Albin va suivre une ascension fulgurante, mais, trop obsédé par sa
réussite, il ne voit pas venir l´inévitable chute…
Dans sa préface, le traducteur Benoît Meunier met l´accent sur la structure
verticale, concentrique et ultra –rigide de l´Etat totalitaire décrit dans
Albin, avec, outre les comités locaux, un moteur idéologique (le Parti Mondial)
et sa police (les commissaires), ce qui ne va pas sans rappeler, toutes
proportions gardées et d´une façon déguisée, la société tchécoslovaque, surtout
après la «Normalisation», la grande période de mise au pas idéologique qui a
suivi la répression du Printemps de Prague. Néanmoins, des traces de cette
société étaient présentes dès les années cinquante sous la forme de phrases que
l´on pouvait entendre dans la bouche du premier président communiste Klement
Gottwald et qui sont presque pareilles à celles que l´on retrouve dans ce roman
comme «Quiconque est avec eux est
contre la société nouvelle» (page 154) qui ressemble on ne peut mieux à une
phrase proférée par le président : «Qui ne marche pas avec nous marche
contre nous !». Il fallait d´autre part être constamment sur ses gardes,
c´est –à-dire contrôler, ordonner, surveiller et punir.

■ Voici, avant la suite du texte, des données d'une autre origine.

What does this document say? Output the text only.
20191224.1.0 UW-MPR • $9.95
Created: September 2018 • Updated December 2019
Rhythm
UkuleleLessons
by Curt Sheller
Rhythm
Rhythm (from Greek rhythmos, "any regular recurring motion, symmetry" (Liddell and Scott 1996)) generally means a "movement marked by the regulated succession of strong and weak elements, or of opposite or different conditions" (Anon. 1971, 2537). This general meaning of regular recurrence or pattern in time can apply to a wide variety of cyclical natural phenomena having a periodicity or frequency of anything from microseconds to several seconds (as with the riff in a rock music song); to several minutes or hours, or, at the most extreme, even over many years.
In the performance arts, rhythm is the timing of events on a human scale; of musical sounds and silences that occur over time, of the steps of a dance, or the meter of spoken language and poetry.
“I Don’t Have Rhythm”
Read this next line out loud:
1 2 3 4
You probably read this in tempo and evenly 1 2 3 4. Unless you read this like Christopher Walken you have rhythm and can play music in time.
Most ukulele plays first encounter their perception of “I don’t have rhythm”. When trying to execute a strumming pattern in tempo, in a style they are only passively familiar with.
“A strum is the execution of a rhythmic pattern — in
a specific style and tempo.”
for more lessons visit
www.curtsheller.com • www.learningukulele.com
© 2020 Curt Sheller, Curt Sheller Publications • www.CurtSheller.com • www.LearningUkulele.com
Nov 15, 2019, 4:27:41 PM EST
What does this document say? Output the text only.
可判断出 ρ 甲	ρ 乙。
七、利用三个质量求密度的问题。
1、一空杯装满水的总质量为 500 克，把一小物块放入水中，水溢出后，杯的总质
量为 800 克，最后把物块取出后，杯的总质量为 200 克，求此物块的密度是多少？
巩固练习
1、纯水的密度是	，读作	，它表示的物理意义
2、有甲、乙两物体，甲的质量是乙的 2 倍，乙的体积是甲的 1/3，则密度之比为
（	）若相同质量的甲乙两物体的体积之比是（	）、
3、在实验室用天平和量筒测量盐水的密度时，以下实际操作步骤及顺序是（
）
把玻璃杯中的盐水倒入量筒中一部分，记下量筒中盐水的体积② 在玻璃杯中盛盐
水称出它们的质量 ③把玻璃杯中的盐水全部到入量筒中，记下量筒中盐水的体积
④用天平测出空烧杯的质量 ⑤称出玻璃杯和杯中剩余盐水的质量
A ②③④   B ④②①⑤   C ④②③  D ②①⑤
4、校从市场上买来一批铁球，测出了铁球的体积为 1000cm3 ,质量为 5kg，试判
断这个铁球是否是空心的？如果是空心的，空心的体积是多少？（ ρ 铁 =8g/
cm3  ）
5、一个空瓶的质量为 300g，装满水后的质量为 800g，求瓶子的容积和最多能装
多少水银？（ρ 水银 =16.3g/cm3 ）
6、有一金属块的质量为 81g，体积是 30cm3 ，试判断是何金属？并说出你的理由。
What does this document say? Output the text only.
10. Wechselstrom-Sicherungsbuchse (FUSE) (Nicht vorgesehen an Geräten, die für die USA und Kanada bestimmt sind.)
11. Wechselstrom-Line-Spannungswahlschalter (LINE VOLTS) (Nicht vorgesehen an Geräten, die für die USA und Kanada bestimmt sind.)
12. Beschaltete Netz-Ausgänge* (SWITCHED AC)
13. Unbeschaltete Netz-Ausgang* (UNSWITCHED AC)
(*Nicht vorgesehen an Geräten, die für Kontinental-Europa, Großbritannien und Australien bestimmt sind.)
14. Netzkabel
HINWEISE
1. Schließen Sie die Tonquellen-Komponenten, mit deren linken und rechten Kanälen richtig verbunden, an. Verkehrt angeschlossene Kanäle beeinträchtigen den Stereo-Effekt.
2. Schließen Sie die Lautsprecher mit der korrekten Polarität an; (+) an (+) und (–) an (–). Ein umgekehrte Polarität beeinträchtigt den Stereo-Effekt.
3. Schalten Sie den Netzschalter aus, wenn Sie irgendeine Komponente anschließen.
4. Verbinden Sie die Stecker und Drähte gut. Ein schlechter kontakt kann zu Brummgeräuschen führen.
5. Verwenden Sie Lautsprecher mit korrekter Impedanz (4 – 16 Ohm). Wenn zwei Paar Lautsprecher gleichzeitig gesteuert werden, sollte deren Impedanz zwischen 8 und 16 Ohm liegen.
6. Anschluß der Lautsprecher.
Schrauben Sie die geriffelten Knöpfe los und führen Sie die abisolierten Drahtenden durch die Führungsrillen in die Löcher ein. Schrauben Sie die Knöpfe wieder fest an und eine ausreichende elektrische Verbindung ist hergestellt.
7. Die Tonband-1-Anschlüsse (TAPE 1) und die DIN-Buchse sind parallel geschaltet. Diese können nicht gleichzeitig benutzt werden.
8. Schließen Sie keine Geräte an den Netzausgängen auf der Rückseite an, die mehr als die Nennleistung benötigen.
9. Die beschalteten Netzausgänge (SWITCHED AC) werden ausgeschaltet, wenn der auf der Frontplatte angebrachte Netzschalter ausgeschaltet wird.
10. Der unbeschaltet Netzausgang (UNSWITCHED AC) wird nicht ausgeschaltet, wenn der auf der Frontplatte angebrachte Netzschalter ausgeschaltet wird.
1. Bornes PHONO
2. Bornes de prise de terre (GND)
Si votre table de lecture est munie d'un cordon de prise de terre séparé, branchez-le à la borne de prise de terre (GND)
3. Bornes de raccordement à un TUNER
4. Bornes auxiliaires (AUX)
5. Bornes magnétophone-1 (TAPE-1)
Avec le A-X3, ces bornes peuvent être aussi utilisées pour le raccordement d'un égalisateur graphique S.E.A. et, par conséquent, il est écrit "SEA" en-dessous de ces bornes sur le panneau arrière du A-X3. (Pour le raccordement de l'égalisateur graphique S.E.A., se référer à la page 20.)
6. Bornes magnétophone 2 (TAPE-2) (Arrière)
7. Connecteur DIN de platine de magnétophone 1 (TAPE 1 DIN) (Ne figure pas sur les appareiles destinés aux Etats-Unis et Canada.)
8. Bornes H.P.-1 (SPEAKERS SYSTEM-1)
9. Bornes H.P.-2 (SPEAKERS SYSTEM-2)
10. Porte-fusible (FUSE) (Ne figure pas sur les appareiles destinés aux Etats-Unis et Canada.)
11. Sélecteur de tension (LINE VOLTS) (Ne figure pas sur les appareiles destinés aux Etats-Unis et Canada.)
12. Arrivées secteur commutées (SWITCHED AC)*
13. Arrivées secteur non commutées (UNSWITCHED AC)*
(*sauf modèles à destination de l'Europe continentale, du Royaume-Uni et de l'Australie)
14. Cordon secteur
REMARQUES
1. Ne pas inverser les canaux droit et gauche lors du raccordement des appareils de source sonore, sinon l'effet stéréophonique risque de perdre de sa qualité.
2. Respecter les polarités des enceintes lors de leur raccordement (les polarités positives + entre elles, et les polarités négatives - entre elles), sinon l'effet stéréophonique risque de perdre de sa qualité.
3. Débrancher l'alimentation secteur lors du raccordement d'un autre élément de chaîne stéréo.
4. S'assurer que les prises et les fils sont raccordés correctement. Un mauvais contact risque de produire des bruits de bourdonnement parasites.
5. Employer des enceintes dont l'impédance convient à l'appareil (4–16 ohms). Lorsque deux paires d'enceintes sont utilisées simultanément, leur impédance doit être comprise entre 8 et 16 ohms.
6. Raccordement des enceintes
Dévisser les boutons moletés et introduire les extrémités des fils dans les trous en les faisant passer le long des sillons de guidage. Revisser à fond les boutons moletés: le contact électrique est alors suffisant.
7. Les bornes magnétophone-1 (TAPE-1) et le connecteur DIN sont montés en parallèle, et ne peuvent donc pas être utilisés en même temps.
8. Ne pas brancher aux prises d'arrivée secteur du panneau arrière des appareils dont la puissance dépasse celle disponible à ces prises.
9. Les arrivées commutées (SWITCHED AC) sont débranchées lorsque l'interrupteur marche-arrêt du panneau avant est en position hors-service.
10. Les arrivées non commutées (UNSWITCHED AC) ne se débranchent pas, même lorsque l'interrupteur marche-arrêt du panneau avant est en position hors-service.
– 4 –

Malheureusement, nous vivons des temps assez inquiétants dans un monde de
plus en plus déroutant et instable. C´est une perspective effrayante, mais au
train où vont les choses, peut-être vivrons-nous un jour dans une société qui
aura au moins des traces pareilles à celles dépeintes dans ces deux livres de
Martin Harnicek. L´auteur en est d´ailleurs plus au moins conscient, lui qui, à
une question qu´on lui a posée là-dessus dans une interview que l´on peut lire
sur le site de Monts Métallifères, a répondu de la sorte:« J´espère ne pas
avoir écrit des livres prophétiques, à la Nostradamus»…
Martin Harnicek, Viande, traduit du tchèque et préfacé par Benoît Meunier, éditions
Monts Métallifères, Broye, mai 2024 (édition de poche disponible chez le même
éditeur depuis janvier 2026).
Martin Harnicek, Albin, traduit du tchèque et préfacé par Benoît Meunier,
éditions Monts Métallifères, Broye, janvier 2026.